Given a random variable $X$ with CDF $F(X)$, mean $E(X)=0$, and variance $Var(X) =\sigma^2$, I would like to bound the tail conditional expectation where $X$ is in the tail with probability $1-p$:
$E(X|X\geq F^{-1}(p)) = \frac{1}{1-p}\int_{F^{-1}(p)}^\infty X dF(X)$
A nice way to get an upper bound is via a Chebyshev-type inequality: https://projecteuclid.org/download/pdf_1/euclid.aoms/1177697276, which suggests:
$E(X|X\geq F^{-1}(p)) \leq \sigma \sqrt{\frac{p}{1-p}}$
But how can we get a lower bound? Intuitively, since $E(X) = 0$, we must have:
$E(X|X\geq F^{-1}(p)) \geq 0$
But that doesn't use the dispersion of the RV at all. Intuitively, if $\sigma$ is large and $E(X)=0$, the lower bound should be large, so the lower bound should grow with $\sigma$. But I have no idea how to formalize it. Any ideas would be greatly appreciated.
For any $x\in\mathbb R$, we clearly have $E(X|X\ge x)\ge x$. We also have $E(X|X\ge x)\ge0$. This is a consequence of the previous fact if $x\ge0$, and if $x<0$ this follows since $$E(X\mathbf1_{\{X\ge x\}})=E(X)-E(X\mathbf1_{\{X<x\}})\ge-x\mathbb P(X<x)\ge0.$$ In fact, $E\big(X|X\ge F^{-1}(p)\big)\ge F^{-1}(p)\vee0$ is optimal. If $F^{-1}(p)<0$, we can see this easily by considering a random variable $X$ which satisfies $P(X=x)=p$, $P(X=\frac{p|x|}{1-p})=1-p$ for some $x<0$. It is straightforward to check that $E(X)=0$, $x=F^{-1}(p)$, and $X\ge x$ almost surely, so in particular $E(X|X\ge x)=E(X)=0$.

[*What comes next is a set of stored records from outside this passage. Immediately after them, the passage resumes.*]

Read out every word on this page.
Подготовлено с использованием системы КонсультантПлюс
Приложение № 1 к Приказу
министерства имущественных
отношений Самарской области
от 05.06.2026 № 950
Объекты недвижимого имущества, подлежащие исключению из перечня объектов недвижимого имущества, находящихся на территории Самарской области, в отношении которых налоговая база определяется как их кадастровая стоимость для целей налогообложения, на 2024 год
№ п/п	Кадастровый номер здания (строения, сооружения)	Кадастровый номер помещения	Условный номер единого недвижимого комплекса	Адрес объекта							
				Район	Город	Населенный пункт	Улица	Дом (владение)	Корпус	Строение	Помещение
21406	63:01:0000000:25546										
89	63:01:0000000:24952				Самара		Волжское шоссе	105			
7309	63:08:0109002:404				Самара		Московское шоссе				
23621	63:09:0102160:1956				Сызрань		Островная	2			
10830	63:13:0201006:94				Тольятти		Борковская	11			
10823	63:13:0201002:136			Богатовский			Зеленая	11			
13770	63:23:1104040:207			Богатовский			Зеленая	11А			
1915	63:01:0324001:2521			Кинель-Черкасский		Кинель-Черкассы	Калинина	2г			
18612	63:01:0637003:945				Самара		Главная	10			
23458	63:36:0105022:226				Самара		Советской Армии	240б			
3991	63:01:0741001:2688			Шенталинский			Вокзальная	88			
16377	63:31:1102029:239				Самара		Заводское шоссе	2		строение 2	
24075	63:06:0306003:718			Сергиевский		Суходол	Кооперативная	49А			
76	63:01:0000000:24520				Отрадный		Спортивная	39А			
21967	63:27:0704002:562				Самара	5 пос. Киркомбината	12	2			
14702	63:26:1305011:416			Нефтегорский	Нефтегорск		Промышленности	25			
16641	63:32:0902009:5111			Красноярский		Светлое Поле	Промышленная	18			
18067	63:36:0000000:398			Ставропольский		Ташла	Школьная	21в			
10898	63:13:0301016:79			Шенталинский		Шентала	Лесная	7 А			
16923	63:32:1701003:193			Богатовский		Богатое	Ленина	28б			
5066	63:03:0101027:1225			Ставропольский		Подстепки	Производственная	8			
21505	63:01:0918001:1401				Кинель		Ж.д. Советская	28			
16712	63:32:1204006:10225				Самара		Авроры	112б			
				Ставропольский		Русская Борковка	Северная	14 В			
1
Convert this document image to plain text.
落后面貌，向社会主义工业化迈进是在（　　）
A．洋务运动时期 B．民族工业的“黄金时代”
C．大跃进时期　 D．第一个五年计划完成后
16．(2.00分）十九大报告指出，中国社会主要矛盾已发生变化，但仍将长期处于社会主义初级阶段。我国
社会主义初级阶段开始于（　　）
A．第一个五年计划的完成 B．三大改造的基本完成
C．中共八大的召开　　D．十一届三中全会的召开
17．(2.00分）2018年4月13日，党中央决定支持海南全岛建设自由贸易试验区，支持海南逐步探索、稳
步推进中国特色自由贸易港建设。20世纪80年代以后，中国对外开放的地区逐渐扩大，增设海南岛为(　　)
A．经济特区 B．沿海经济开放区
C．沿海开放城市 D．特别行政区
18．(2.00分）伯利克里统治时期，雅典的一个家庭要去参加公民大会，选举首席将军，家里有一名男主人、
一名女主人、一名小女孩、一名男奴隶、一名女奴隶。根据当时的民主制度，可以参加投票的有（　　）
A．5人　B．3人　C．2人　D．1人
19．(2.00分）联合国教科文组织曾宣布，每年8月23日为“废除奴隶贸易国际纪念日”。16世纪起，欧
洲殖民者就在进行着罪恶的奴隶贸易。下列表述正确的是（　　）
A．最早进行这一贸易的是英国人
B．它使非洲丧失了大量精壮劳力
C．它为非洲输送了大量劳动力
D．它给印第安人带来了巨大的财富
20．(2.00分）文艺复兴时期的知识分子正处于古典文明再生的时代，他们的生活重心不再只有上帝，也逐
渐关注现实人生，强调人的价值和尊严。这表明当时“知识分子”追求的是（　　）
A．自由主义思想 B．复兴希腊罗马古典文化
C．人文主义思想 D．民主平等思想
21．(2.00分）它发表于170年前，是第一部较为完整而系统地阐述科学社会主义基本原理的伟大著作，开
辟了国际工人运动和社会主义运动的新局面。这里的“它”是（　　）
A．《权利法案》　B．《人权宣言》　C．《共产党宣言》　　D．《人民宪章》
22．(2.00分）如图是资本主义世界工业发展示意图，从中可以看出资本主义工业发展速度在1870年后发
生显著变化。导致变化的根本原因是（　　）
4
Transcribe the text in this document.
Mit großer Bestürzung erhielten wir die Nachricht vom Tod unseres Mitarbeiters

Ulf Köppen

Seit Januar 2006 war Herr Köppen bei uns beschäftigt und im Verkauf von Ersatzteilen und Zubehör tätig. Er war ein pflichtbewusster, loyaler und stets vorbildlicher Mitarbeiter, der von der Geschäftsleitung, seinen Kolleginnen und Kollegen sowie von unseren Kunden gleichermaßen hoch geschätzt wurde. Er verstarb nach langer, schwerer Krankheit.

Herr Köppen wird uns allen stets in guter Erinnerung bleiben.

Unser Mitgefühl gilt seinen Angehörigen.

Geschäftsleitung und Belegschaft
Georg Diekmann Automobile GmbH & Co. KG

If $F^{-1}(p)\ge0$, fix $x\ge0,\epsilon>0$ and construct a random variable $X$ satisfying $$P(X=x+\epsilon)=1-p,\quad P(X=x)=\frac p2,\quad P(X=-q)=\frac p2$$ where $q$ is chosen so that $(1-p)(x+\epsilon)+px/2=pq/2$. Again, it is clear that $F^{-1}(p)=x$ and $E(X)=0$, and while you may explicitly calculate $E(X|X\ge x)$, the important thing to note is $E(X|X\ge x)\in[x,x+\epsilon]$. This shows the inequality is optimal.